RESULTS: Multiple variable logistic regression model identified 3 factors associated with asthma: parent with asthma (P = .006), wheezing causing shortness of breath (P = .001), and wheezing after exercise (P < .001). When ≥2 features were present, model sensitivity was 100%. When none of the features were present, model sensitivity was 0%. When only 1 feature was present, model sensitivity was also 0%, and presence of ≥2 of positive allergy skin tests, airway obstruction on spirometry, and bronchodilator responsiveness did not improve clinical utility.

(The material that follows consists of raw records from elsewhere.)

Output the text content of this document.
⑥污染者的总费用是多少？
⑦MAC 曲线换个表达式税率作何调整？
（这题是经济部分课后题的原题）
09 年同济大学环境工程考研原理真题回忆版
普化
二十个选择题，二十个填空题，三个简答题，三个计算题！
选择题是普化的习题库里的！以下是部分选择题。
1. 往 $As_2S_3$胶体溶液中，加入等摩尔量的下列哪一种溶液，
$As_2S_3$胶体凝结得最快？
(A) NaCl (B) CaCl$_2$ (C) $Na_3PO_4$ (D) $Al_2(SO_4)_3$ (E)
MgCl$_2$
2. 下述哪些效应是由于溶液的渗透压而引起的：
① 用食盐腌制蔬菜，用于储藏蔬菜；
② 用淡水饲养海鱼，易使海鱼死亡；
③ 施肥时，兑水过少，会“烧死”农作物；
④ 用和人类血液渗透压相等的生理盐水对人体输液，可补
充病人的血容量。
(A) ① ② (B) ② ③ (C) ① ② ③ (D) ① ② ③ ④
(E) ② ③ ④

ACS incident rates were significantly higher in individuals with asthma than in those without asthma (incident rate ratio 2.21, CI 1.31-3.76), but pain rates were not (incident rate ratio 1.28, CI 0.78-2.10).

CONCLUSIONS: For children with SCA, having a parent with asthma and specific wheezing symptoms are the best features to distinguish those with and without parent report of a physician diagnosis of asthma and to identify those at higher risk for ACS events. The value of treatment for asthma in the prevention of SCA morbidity needs to be studied.